Le bilan carbone est un instrument au service de l’efficacité de l’entreprise

Posté le par La rédaction dans Environnement

[Interview] Gérald Lefebvre - ECO6S

Faire un bilan carbone ! Oui, mais comment et surtout pourquoi ? Et s'il s'agissait d'améliorer les performances de l'entreprise ? Gérald Lefebvre, expert qualité Eco6S, revient sur les bénéfices de cette démarche, les référentiels européens qui existent et les moyens de bien la valoriser.

Faire un bilan carbone ! Oui, mais comment et surtout pourquoi ? Et s’il s’agissait d’améliorer les performances de l’entreprise ? Gérald Lefebvre, expert qualité Eco6S, revient sur les bénéfices de cette démarche, les référentiels européens qui existent et les moyens de bien la valoriser. Autant de conseils qu’il approfondira et détaillera dans le cadre de la formation « Gaz à effet de serre – Etablir son bilan équivalent Carbone et réduire ses émissions » organisée par les Techniques de l’Ingénieur le 27 janvier 2010.

ETI : En ce temps de crise et après l’échec du sommet de Copenhague, qu’est-ce qui doit amener une entreprise à effectuer un bilan carbone ?
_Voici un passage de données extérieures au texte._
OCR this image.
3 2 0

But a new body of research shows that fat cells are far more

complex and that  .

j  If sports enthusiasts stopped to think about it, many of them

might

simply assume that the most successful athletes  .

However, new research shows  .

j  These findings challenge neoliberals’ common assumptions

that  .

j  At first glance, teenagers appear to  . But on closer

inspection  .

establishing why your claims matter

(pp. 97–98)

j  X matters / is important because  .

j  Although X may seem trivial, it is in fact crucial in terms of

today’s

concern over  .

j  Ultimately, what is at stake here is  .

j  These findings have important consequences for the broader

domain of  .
Gérald Lefebvre :  » Pour répondre à cette question, il faut revenir sur les bénéfices de cette démarche. Le bilan carbone, comme tout bilan, lorsqu’il est bien fait, permet tout d’abord de remettre en question les performances et l’efficacité de l’entreprise. En effet un bilan, réalisé selon la méthode d’analyse de cycle de vie tout au long de la chaîne de création de la valeur, est très efficace pour mesurer et analyser ses flux industriels, et donc, pour mesurer l’efficacité énergétique et écologique de ses procédés et produits.

Au delà, l’analyse des flux permet une analyse des coûts en énergie et en matière grâce aux inventaires réalisés pour le bilan. Cette analyse débouche sur une stratégie de réductions des coûts, d’optimisation de l’utilisation de l’énergie et des ressources, et sur une amélioration de la qualité écologique et économique du produit.

Enfin, il s’inscrit dans une démarche de développement durable qui reste, malgré tout, d’actualité. Dans 40 ans, la déplétion des ressources fossiles prépare une période de pénurie. Et à plus court terme, dans 5 à 10 ans, les positions de monopoles sur les mines, les métaux rares et plus largement les ressources rendront toute entreprise n’ayant pas adopté une stratégie d’indépendance et d’autonomie énergétique dépendantes des hausses de prix.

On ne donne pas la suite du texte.